Gratitude, Even for Imperfections
Thanksgiving arrives! I realize my gratitude for many things. Family, friends, home, nation, church, education, even the Chicago Cubs! There were surprisingly lessons of gratitude learned during the COVID Pandemic. One for example was leaning to bake chocolate chip cookies. Had the pandemic not occurred, I would not have become so accomplished. My memory was that these attempts at baking cookies were awesome, (he said in a modest voice).
So, early Thanksgiving Morning 2022, I decided to strut my baking skills. Wanting to offer my excellent cookies to friends, Betty and Tony, when we shared dinner together later today, I began with confidence. What could go wrong?
It had been nearly a year since I baked my last batch. In the meantime, we had moved to a new condo, a new oven. I had my secret recipe. This should be a “cake walk” – or should I say, “cookie walk.” Alas, it must have been the new oven, or something missed in my recipe, or that we only had mini chocolate chips in the house. Taking the first batch from the oven, they looked unusually “toasted and flat.” At first bite I thought “well, this is better than eating shoe leather.” No prize-winning cookies these.
It set me to thinking about my gratitude even for imperfections. Some of life’s best lessons are learned here. What other times was there an occasion to learn? Or did I too quickly turn a disappointment into a so

urce of disgruntlement, a blaming of others, or a grievance, or complaint?
Anthropologist Mary Douglas wrote of the dangers of dividing the world into the binary categories of the “pure” and the “polluted.” She traces the meaning of “dirt” and what is considered “filth,” through history and multiple cultures. Douglas identifies rituals used to cleanse or purify defilement, persons or groups seen to be “dirty” or considered an “abomination.” Douglas noted that this effort to identify others as “filthy” often was the precursor, a contributor, to racism and fascism. What lessons can be drawn from the Jewish holocaust? What lessons might there be from the mass murders of LGBTQ persons? What of the hatred and division that is spread across social media in our time?
Having grown up in Methodism’s Holiness movement, where part of my education was centered in Wilmore, Kentucky at Asbury College and Seminary, I know well the efforts made to exclude and isolate the “in group” from those things that are seen as impure. These schools have been significant institutions advancing “spiritual holiness,” I sat through scores of college chapel services where the words “
Holiness unto the Lord” were boldly inscribed above the chancel.

Often preachers would call for purity. In what theologians speak of as
sanctification, the desire was to encourage a life of perfection. At base a good thing – but a dangerous instrument as well. (No one mentioned perfect cookies as I recall, but in many other aspects of life and faith there was the assumption of purity and filth.) Some believed purity was found in avoiding certain activities (e.g., dancing, going to movies, drinking alcohol, etc.). Others suggested there was a doctrine of “perfection” and a need to reject any theological perspectives that differed.
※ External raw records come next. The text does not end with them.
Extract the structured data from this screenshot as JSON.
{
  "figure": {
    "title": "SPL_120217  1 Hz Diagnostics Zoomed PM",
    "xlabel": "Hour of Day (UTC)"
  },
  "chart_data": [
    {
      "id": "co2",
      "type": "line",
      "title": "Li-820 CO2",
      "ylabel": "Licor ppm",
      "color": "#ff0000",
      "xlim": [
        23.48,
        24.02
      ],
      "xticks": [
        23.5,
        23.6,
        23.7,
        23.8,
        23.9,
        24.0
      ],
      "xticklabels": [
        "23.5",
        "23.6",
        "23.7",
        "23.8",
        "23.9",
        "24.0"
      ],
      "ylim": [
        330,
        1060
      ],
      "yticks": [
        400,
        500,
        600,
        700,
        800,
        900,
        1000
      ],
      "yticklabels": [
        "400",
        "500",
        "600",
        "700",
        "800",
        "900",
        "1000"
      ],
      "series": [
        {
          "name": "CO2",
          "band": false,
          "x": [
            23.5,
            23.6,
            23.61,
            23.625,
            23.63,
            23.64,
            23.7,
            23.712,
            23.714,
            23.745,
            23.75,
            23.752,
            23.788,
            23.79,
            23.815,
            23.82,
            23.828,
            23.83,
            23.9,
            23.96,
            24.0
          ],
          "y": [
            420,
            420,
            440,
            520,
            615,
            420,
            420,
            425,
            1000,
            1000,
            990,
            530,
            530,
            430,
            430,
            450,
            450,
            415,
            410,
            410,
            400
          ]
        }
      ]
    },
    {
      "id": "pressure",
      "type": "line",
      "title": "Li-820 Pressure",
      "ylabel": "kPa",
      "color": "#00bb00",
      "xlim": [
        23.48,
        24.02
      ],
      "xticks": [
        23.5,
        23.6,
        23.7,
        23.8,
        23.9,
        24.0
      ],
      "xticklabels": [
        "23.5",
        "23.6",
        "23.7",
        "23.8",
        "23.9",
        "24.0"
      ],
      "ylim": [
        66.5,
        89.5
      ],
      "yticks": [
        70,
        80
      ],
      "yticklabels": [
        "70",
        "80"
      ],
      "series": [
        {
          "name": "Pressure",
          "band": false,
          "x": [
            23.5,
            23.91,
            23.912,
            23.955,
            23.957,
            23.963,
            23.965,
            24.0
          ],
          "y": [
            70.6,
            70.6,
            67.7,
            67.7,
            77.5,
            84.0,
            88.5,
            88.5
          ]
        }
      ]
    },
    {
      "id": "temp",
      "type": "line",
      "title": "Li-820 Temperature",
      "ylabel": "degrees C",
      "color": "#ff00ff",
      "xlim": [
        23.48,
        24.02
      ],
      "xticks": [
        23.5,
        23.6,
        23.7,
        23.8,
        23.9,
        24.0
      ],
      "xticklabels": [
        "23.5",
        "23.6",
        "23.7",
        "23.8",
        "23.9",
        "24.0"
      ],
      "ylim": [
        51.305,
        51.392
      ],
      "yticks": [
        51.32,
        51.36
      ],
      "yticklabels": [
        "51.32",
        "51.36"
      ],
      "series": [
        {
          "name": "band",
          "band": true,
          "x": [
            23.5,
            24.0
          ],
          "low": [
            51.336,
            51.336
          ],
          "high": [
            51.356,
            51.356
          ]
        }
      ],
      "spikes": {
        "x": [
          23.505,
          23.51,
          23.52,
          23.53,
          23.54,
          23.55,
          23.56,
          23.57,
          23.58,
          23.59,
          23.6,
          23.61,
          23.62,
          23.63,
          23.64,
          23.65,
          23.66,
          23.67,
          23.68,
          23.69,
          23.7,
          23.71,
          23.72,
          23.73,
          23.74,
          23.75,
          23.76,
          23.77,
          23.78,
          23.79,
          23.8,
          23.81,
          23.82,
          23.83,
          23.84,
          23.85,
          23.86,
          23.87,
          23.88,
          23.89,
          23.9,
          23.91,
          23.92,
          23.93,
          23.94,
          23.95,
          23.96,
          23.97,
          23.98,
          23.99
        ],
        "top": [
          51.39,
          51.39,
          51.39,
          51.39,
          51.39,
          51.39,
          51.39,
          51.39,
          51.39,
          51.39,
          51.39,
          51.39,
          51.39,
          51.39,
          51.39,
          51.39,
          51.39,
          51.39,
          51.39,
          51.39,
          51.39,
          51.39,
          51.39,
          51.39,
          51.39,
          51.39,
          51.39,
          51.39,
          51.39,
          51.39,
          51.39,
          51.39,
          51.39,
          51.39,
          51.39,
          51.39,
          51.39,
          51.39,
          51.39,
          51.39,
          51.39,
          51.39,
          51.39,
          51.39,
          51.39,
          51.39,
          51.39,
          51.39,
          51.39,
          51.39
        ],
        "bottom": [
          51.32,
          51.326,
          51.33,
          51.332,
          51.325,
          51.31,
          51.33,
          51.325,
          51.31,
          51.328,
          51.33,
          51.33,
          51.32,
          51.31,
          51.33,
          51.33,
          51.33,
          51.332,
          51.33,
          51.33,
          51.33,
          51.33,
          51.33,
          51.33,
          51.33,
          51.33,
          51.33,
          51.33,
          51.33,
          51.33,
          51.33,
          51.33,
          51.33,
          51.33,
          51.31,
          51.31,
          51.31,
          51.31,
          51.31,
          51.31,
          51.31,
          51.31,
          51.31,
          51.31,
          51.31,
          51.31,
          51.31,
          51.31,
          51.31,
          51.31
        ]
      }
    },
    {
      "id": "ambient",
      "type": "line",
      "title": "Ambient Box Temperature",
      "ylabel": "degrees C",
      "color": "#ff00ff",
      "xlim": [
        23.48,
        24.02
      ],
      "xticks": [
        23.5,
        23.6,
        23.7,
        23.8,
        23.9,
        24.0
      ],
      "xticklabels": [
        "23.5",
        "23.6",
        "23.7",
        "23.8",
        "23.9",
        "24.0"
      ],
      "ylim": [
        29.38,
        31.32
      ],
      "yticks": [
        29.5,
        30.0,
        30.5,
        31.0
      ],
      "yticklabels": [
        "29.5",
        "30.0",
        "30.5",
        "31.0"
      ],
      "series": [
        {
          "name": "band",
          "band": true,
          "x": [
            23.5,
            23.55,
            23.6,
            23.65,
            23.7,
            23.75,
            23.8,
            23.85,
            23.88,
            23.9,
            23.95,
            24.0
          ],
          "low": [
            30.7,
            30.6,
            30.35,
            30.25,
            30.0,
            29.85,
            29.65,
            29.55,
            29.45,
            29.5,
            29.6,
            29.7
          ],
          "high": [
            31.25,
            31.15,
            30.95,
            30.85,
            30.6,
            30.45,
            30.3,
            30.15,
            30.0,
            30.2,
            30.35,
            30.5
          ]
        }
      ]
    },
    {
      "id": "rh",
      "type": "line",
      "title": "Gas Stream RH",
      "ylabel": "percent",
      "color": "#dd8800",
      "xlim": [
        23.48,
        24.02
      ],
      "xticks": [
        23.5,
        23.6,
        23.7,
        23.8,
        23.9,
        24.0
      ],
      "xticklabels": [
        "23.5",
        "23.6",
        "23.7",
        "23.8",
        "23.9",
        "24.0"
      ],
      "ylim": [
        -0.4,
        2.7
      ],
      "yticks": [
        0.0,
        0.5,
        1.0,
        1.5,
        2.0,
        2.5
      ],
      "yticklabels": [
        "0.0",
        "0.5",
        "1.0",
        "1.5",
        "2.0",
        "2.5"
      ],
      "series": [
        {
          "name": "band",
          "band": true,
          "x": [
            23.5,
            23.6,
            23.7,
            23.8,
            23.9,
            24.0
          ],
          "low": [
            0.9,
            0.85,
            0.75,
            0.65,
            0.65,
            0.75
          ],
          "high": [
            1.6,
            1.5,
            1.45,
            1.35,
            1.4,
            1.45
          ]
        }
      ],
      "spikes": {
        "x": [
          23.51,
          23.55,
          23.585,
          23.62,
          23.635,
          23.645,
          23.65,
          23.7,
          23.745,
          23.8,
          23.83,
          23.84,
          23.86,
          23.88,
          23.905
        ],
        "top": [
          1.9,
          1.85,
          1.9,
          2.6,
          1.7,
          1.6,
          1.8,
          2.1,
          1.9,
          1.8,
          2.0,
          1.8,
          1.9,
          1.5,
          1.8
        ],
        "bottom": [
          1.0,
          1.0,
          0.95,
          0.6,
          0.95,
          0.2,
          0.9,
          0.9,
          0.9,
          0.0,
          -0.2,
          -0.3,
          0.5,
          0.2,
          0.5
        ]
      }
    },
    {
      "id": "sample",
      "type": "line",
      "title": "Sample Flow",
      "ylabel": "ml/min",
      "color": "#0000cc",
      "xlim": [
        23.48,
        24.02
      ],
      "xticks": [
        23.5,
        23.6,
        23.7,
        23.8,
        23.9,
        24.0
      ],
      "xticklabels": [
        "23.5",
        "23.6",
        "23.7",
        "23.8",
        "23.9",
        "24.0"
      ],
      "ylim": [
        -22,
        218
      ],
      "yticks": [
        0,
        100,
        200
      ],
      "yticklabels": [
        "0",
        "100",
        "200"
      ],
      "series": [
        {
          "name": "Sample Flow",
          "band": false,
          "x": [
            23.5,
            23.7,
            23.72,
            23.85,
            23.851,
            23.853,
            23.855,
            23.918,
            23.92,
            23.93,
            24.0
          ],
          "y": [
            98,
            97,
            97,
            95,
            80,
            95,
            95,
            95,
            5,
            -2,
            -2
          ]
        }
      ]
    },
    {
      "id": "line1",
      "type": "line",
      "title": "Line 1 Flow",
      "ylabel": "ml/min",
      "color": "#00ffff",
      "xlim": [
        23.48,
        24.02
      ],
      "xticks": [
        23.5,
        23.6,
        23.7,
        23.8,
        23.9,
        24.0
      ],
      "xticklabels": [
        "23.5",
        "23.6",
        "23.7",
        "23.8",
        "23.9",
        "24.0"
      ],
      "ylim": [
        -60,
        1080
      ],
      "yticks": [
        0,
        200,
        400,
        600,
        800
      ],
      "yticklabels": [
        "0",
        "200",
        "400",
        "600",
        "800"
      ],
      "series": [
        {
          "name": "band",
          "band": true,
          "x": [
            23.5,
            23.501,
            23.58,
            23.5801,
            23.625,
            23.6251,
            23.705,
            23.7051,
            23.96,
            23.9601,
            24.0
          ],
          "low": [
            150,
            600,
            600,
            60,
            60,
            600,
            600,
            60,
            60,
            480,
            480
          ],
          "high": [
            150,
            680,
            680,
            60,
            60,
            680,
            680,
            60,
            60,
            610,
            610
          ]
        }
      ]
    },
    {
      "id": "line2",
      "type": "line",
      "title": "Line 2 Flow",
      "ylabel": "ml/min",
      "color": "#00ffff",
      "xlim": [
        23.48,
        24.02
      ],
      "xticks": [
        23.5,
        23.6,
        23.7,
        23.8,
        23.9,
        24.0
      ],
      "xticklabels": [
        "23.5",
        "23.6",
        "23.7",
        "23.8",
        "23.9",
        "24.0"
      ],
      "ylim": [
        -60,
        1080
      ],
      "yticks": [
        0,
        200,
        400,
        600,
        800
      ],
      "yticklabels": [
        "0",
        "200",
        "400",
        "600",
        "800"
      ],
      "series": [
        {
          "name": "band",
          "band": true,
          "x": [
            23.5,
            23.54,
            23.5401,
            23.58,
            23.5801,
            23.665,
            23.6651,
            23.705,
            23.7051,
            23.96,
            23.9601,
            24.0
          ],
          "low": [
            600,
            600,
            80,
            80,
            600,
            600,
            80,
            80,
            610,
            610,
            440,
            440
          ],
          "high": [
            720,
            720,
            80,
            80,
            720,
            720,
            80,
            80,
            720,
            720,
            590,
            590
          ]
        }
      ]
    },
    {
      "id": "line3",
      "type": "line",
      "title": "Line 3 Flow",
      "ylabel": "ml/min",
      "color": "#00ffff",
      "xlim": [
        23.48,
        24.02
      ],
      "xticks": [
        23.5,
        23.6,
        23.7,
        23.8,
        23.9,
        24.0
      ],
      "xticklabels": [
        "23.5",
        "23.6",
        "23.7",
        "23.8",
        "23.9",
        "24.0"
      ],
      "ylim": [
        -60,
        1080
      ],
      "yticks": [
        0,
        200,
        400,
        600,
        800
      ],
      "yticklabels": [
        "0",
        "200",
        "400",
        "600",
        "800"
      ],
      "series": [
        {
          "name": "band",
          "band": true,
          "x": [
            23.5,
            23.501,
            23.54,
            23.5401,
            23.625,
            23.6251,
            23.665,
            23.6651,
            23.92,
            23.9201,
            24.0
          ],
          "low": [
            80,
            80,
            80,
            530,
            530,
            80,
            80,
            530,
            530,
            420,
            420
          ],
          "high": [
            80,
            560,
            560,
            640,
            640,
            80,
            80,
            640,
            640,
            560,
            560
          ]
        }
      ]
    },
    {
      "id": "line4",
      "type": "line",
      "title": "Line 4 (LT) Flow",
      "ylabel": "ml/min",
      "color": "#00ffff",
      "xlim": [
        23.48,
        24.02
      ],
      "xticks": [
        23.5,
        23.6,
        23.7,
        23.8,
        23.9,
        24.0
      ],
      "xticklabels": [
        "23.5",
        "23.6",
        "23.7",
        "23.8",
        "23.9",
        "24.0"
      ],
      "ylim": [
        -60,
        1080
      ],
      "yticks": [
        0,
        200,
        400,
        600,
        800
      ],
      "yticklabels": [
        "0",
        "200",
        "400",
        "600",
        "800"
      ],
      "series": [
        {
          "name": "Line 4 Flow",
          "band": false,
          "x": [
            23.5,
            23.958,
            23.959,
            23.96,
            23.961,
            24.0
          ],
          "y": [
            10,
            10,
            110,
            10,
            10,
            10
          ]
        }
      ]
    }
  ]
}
It is my sense this search for holiness as an end point has done much harm, even caused the splintering of families, marriages, congregations, and denominations. It leads to divisions over who is pure and who is polluted. I do not doubt that some folks lived a “sanctified” way of life.
Usually, it was not the teachers or preachers who claimed to be “sanctified” who demonstrated this best. Instead, I think of folks like Ms. Warner, the history teacher, a quite Quaker woman, who practiced her holiness in the loving ways she lived toward others and care for her students.
In my reading of Christian scripture, the holiness sketched across those pages and any evidence of holiness discovered in human history is always best seen as a process, a verb, and not an end point. It is an ever-maturing love for God and neighbor, an openness to imperfection – especially one’s own.
Good reader, don’t take to much comfort from growing up in other traditions, not burdened with the language or theology of “holiness.” The human story is one where there is a dividing the world up into what is pure and polluted takes many forms — and seems to be a universal trait.
This past week former Secretary of State Mike Pompeo denounced Randi Weingarten, the president of the American Federation of Teachers, as “the most dangerous person in the world.” Really? Not even a thought of Kim Jong-un or Vladimir Putin? Pompeo went on to say that our nation’s schoolteachers are teaching “filth” in their classrooms. Careful there, Mike. Methinks your presidential ambitions have fallen into a toxic hole where a need to divide and harm others clouds the language you use. Is there any acknowledgement of your own failings? You might check out Matthew 7:5 (“You hypocrite, first take the log out of your own eye, and then you will see clearly to take the speck out of your neighbor’s eye.” — NRSV)
Our nation, our communities, our institutions are amid an entangled and dangerous struggle. It is often manifest as a desire for purity. The irony, of course, it that speeches against “filth” come from the mouths of persons who have supported bigotry, deceit and even insurrection – or have looked the other way when it took place. This Thanksgiving, I am grateful for imperfections – but chose to seek to move past them. This is how one learns – and the second batch of cookies today were better. I look forward to quality of my future chocolate chip cookies! And I am even grateful for the gift of imperfections.